To compete with competition from imported products, Helidon Spa Water Company and Owen Gardner & Sons merged in 1959 to become Helidon Gardner Pty Ltd, trading under the name Kirk's, named for Owen Garner & Sons flagship product "Kirk's Ginger Ale". Brisbane bottler, Tristrams was also invited to take part in the merger, but declined.
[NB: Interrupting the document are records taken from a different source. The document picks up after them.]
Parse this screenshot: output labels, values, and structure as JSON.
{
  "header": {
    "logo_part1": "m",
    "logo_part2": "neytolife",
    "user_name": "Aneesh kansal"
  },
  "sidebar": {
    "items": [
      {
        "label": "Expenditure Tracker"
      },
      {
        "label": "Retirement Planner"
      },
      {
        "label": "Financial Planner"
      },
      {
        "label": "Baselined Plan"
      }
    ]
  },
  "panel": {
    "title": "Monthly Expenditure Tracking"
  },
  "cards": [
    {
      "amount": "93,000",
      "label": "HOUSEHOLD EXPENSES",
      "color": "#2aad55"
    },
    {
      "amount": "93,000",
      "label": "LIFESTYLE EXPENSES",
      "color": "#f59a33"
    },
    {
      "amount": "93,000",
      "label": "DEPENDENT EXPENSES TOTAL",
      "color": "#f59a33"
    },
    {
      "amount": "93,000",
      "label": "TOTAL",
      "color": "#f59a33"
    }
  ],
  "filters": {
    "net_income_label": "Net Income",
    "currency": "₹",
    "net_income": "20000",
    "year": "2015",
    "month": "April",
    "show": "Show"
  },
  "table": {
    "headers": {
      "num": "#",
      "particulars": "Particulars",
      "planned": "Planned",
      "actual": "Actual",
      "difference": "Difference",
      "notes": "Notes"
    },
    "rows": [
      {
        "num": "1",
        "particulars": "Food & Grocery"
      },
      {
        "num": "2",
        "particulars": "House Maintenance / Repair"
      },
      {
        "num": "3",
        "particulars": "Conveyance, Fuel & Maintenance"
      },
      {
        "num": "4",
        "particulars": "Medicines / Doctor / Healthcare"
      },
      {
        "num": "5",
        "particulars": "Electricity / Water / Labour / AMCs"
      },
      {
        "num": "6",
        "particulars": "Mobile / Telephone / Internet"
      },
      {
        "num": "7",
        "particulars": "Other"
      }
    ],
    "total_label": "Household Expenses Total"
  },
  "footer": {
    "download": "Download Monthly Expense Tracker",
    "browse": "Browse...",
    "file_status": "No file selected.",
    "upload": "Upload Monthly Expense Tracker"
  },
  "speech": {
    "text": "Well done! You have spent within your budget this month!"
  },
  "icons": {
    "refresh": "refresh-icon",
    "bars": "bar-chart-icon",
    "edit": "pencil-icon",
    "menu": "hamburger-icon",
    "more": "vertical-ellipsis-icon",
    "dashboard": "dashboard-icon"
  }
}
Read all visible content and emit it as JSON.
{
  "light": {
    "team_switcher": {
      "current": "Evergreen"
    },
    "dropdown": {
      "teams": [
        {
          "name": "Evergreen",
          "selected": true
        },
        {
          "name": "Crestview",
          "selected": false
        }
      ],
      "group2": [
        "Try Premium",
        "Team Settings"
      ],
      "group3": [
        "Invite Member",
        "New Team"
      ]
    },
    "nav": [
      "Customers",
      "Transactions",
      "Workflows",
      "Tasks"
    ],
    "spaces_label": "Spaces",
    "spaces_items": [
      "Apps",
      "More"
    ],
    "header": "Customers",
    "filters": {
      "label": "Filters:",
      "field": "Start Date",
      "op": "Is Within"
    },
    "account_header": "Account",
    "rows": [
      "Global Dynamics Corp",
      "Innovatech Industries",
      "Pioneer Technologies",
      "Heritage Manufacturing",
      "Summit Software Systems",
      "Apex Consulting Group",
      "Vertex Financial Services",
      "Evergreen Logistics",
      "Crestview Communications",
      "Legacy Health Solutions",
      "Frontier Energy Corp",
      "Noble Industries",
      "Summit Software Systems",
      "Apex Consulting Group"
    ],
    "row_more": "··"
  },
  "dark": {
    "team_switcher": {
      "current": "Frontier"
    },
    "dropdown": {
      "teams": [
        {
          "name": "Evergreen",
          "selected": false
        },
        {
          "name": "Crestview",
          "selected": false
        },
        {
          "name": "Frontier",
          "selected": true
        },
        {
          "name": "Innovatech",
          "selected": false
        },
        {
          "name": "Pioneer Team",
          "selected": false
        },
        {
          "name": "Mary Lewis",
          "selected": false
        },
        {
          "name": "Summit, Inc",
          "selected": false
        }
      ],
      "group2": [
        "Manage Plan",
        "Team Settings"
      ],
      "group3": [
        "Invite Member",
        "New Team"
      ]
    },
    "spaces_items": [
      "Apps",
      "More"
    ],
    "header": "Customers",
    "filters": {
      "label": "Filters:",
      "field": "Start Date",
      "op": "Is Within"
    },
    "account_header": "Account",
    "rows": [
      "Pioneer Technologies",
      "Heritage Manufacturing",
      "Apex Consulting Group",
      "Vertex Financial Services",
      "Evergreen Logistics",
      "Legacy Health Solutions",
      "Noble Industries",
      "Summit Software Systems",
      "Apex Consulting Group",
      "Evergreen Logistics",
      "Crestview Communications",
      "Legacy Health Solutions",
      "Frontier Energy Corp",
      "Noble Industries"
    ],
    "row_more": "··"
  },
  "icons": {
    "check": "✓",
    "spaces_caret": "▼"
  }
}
Today, Kirks is owned by Coca-Cola Amatil, and continue to produce a variety of soft drinks available Australia wide.

==Later life==
During his time in Queensland, Primrose became a captain in the Queensland Scottish Rifles and the Queensland Defence Force, and was also a JP.

In May 1899, Primrose was appointed to represent Queensland at the "Greater Britain Exhibition" to be held at Earls Court, London.

In October 1900, Primrose and his family published a notice in The "Sydney Morning Herald", thanking "their many kind friends and sympathisers for wreaths and letters of sympathy received during their recent sad bereavement".

In 1909, Primrose returned to England where he died at Worthing, West Sussex on 16 February 1935.